Of course the strident polarization of Madrid’s politicians and journalists does not help to alleviate the stormy atmosphere of a Catalan scenario that has slid from its famous calm to the urban guerrilla of okupas that forces to cancel a summit meeting of European ministers or the torch parades that are more evocative of the totalitarian aesthetics of the 1930s than they are of the country’s Gothic roots. But Catalonia (and the Caixa that proudly displays its economic muscle with the Gas Natural building) has more to win with a ‘soft power’ in the Joseph Nye manner, woven with seduction, emulation, and example, than with abrasive confrontations reminiscent of the long gone social panorama of a bomb-ridden Barcelona once known as rosa de fuego.

Exactly a year ago, during the fishermen’s blockade of the main Mediterranean ports, the front page of El País showed a picture of Barcelona as seen from the sea.
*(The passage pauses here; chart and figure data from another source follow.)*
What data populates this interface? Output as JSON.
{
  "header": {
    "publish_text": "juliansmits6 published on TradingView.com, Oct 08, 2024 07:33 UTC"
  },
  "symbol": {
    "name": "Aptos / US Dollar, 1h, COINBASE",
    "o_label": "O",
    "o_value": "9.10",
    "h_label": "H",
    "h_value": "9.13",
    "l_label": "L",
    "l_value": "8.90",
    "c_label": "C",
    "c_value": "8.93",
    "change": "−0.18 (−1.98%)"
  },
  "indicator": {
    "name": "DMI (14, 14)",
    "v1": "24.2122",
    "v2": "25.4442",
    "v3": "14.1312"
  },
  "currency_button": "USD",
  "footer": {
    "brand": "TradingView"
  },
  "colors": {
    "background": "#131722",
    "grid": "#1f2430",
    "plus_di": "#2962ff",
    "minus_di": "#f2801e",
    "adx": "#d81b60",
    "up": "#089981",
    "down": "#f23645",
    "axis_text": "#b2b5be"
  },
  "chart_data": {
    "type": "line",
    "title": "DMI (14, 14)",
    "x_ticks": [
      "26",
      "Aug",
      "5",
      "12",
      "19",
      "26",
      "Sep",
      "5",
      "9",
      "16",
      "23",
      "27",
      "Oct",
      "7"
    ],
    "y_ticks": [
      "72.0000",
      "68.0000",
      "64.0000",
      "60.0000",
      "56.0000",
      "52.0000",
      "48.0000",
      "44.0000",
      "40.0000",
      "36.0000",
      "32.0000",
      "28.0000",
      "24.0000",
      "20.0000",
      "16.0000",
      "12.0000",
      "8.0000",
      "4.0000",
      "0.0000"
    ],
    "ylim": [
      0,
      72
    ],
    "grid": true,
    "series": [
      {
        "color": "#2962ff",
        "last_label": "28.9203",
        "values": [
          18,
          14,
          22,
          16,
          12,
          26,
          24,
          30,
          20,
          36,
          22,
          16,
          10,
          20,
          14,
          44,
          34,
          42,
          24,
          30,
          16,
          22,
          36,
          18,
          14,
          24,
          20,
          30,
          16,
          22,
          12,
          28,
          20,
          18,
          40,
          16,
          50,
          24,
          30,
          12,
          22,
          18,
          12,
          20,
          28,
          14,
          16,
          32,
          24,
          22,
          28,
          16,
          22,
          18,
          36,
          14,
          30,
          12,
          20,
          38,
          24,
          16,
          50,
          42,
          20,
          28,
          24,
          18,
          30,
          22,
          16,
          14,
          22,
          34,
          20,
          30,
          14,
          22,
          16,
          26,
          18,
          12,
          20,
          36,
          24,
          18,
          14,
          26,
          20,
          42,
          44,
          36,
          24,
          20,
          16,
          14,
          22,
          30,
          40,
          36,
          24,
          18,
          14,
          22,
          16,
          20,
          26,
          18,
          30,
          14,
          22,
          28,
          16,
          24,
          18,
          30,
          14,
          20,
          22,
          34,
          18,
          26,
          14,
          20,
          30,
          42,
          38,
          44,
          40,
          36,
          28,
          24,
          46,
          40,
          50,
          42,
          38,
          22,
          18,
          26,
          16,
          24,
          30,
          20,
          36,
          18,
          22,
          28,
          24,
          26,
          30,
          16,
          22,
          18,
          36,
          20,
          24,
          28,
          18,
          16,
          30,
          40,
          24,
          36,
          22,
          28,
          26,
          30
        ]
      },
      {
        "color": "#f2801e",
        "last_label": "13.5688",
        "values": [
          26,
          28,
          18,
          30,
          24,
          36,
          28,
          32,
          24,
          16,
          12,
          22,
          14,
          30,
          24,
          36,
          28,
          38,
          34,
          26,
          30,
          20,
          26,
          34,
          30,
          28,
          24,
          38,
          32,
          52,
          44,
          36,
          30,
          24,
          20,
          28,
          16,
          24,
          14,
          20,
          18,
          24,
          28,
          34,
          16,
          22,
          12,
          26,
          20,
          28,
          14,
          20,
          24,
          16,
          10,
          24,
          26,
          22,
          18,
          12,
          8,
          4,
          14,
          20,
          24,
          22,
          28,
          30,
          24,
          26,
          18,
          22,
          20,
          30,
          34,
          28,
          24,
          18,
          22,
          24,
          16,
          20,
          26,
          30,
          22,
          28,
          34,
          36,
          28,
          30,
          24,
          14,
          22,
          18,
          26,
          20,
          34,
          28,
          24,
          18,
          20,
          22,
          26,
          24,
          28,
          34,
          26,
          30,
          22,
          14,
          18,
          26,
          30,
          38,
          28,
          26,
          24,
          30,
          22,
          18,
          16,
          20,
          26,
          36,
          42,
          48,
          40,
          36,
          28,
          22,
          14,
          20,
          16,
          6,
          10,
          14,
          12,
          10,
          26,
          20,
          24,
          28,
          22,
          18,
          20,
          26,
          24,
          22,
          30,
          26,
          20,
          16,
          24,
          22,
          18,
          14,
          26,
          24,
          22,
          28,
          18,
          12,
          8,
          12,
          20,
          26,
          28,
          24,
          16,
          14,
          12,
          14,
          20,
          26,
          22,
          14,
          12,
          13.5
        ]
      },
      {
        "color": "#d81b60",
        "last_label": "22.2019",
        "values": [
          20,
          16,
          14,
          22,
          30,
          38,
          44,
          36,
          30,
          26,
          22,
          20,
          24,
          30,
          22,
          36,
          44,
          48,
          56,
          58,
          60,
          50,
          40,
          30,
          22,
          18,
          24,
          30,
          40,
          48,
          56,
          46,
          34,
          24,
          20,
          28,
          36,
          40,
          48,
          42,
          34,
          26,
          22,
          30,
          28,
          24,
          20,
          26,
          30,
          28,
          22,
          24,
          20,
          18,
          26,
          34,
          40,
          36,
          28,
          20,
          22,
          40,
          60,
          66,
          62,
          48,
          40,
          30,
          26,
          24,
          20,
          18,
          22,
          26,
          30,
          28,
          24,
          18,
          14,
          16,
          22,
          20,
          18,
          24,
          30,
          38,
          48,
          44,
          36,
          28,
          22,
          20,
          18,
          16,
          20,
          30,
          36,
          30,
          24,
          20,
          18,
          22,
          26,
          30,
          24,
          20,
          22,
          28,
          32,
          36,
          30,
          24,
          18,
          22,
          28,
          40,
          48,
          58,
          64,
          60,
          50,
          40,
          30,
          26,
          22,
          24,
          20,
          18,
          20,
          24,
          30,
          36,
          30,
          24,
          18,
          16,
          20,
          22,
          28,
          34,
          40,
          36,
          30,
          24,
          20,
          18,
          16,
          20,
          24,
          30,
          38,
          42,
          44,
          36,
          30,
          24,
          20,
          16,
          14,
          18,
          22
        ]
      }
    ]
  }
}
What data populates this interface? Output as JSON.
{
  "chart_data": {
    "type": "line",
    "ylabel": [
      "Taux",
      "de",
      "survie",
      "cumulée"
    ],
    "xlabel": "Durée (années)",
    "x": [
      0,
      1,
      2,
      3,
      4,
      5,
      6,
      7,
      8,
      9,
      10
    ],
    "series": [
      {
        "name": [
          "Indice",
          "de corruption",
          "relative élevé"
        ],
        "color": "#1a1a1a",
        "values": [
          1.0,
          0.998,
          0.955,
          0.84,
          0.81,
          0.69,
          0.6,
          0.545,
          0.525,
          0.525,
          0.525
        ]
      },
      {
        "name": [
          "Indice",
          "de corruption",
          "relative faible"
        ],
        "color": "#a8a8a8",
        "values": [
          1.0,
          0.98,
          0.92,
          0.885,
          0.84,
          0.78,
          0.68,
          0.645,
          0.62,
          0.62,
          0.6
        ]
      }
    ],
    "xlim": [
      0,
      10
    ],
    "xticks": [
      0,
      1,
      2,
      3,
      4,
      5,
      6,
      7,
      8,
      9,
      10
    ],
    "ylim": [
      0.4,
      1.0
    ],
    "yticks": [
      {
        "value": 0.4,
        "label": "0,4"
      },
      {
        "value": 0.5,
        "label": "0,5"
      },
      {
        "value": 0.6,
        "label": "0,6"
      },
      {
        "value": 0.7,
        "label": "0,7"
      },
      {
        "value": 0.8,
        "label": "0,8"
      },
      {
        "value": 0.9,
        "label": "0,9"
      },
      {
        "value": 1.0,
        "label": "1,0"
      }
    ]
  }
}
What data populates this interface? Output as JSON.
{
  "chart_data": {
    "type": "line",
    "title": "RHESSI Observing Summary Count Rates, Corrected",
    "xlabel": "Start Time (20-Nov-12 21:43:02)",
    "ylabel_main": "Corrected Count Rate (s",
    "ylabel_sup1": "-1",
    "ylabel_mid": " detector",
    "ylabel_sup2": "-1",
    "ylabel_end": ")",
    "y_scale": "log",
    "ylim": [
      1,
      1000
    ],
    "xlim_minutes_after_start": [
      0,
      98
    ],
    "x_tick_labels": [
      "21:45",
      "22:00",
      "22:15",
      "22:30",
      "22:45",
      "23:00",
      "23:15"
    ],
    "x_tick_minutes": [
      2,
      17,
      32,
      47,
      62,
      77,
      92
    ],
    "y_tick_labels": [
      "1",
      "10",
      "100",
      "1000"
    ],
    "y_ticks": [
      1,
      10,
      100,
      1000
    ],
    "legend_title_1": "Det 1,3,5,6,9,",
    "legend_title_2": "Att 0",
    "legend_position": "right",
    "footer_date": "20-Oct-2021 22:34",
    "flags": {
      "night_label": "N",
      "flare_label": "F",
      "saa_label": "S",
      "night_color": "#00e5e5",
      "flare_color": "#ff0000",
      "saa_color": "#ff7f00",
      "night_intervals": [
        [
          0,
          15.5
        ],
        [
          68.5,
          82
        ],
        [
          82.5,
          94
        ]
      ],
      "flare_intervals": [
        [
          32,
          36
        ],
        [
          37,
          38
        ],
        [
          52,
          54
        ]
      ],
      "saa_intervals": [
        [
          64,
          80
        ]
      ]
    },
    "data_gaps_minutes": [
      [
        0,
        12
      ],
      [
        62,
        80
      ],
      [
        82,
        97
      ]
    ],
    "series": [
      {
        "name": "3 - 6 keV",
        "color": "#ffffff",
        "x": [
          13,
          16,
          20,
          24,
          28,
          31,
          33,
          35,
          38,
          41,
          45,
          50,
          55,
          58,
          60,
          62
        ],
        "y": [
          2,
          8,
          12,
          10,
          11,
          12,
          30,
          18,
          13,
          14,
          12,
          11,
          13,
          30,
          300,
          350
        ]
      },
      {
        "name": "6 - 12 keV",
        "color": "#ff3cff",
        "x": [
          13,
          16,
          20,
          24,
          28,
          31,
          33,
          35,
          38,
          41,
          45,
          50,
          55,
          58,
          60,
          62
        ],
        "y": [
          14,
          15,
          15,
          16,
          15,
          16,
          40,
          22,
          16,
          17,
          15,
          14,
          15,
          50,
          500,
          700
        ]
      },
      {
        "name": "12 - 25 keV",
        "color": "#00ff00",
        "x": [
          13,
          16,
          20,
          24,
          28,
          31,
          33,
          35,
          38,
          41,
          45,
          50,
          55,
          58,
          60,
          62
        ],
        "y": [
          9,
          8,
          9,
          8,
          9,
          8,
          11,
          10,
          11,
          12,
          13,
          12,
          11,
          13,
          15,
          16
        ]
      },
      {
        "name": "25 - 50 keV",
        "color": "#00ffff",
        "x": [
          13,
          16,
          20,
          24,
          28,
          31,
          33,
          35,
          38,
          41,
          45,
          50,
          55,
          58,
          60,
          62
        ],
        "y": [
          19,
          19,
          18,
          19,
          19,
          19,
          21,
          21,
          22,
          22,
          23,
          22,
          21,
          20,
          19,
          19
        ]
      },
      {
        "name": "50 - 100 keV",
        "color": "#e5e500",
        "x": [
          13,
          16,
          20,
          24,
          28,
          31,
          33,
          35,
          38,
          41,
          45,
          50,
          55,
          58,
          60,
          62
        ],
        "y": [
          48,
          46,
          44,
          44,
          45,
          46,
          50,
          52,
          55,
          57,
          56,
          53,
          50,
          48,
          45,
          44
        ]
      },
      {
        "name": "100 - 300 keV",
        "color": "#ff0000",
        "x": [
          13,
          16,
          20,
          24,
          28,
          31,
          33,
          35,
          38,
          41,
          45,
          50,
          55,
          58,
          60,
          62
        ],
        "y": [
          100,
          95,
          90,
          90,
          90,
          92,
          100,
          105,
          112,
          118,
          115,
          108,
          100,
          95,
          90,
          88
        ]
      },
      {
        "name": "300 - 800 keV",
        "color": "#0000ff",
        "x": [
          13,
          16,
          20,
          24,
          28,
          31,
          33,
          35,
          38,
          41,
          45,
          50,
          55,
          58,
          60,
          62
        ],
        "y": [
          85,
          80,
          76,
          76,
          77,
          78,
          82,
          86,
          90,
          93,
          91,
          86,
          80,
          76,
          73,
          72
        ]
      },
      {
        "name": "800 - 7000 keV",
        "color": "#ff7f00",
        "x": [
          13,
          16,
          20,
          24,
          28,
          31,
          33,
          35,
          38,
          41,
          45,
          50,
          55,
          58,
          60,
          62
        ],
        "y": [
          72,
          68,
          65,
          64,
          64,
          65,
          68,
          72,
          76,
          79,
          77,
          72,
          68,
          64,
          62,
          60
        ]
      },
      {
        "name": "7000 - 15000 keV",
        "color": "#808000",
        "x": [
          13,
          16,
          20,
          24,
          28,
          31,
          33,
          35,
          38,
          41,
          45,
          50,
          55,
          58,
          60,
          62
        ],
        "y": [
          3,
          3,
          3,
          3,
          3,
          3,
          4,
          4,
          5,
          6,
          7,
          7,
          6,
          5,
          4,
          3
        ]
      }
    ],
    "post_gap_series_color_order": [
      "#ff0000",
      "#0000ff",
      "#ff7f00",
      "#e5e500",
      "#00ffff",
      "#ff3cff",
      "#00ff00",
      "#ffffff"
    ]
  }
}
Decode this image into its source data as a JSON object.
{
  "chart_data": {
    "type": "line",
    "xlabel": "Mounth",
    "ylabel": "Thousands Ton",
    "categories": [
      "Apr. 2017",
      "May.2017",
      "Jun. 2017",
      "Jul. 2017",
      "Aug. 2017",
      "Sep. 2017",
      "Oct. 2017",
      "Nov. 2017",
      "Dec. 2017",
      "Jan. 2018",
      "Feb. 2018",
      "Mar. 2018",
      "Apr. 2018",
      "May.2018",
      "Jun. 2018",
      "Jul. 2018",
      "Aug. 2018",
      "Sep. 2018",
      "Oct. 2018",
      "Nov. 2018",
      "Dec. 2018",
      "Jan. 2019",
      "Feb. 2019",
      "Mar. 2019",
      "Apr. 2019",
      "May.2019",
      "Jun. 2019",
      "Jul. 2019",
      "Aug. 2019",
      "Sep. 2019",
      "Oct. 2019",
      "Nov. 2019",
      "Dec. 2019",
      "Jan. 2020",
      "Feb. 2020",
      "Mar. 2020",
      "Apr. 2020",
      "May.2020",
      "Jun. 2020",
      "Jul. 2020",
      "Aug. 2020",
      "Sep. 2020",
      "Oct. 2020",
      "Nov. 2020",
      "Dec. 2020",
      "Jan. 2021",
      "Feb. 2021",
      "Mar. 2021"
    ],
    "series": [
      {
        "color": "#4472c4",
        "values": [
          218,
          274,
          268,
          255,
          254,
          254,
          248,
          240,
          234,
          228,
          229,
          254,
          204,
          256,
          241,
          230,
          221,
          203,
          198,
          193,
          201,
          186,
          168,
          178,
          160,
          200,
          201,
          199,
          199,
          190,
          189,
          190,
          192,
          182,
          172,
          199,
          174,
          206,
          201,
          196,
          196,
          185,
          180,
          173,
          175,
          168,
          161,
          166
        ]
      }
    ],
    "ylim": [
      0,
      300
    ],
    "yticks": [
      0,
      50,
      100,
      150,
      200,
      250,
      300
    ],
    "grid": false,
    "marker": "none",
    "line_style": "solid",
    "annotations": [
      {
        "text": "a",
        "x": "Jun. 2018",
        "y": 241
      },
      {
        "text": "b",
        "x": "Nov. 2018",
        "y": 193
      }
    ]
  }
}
By doing this it inadvertently threw light on the new landmarks of the city’s profile, which turned out to be the corporate headquarters of two companies controlled by the Caixa, a savings bank that thereby affirms its central position in Catalonia’s social landscape. Both the Agbar shell and the Gas Natural sculptural tower rise over the low profile of the common city as assertive banners: emblems of economic power that do not even turn out to be too costly on the balance sheets of their owners. As the management of one of the Ibex companies disdainfully told the architect of its colossal Madrid headquarters: “In the end, the cost of the building is one billing day.”

The opening of the headquarters of a strategic energy firm ought to serve as pretext to think about the policy of national champions (Spain’s or Catalonia’s?), to discuss in detail the recent entry of construction companies in the sector of utilities (who knows if it is to prepare for the bursting of the real estate bubble by linking up with more stable enterprises, or to prevent foreign firms from coming into the picture), and to warn the public about the risks behind our growing dependence on imported energy (aggravated by the absence of a common European policy and inscribed within the menacing context of climate change). But our tribal conflicts prevent us from separating the urgent from the truly important, and a building that ought to be a model of energy saving and an example of civic responsibility, with the austere laconism that should be the mark of a company that must guarantee supply without being abusive in its prices, ends up being discussed as the failed artistic icon of an electoral and gaseous Catalonia. Mea culpa.